I’m sure the teachers wouldn’t mind if a student told them that another teacher had been killed in order to really stress the moment.
If these things had really happened, it would have been a truthful teachable moment for the students. But to make it all up, that seems wrong to do that.
Why do we let stupid people become teachers and administrators?
PUNKED !!
this program used to be that some dude dressed up like the grim reaper pulled certain popular kids out of class, and they parked a wrecked car in front of the school and had a discussion about drunk driving...
they obviously have enhanced it a bit.
Sounds like a money-making opportunity to me. Can you say lawsuit?
This isn’t a new tactic. I remember something very similar to this happening at a private school I attended in high school many, many years ago.
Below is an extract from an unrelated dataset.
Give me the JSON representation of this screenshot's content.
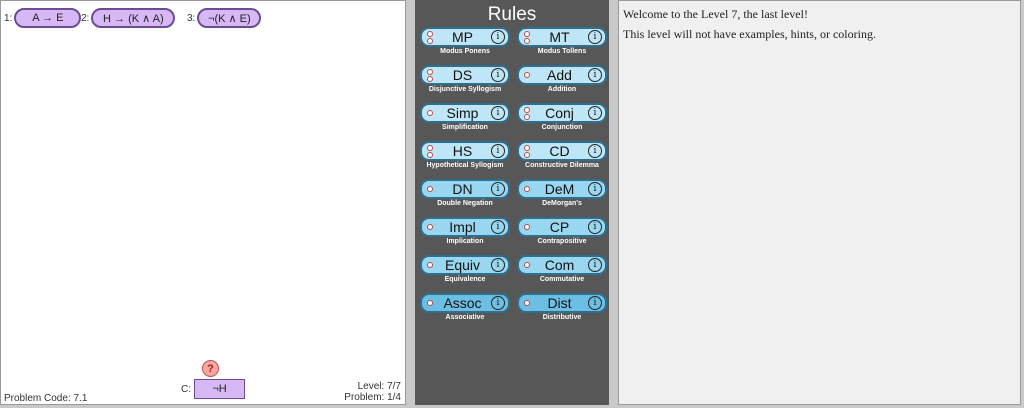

I frankly don’t see the problem with it. It was a dramatization.
IMO this is worth a lawsuit. These “officials “ think it’s OK to terrifye students, but hey, no Bibles in class...A student who pulled a prank like this would be facing hard time....
It didn't go very well because hundreds of parking lot stoners in Iron Maiden shirts were laughing and hooting derisively yelling that they hoped his head went through the windshield, "Don't worry, his brains are in his ass", that he was a stuck-up retarded jerk anyway, and started shouting 'Don't take him alive!' to the police sergeant who blew the act when he started laughing his ass off.
The mid-80s was a different time in Southern California.
No, a “dramatization” is putting on a school play or showing a movie about drunk driving dangers. THIS was emotional exploitation of children and it stinks.
Trust your instincts, kid. That's the real lesson here.
"But then I felt selfish for feeling that way, because, I mean, if it saves one life, it's worth it."
It only took you a heartbeat to betray yourself.
"Necessity is the plea for every infringement of human freedom. It is the argument of tyrants; it is the creed of slaves." - William Pitt
This is the state proving that they own our children.
Pure ownership.
It was blatant emotional abuse and I hope the school gets sued for it.
Government schools are run by government idiots.
Perhaps they should build that onto the scenario for next year, just to make sure the families appreciate the gravity of how risky a profession police work can be.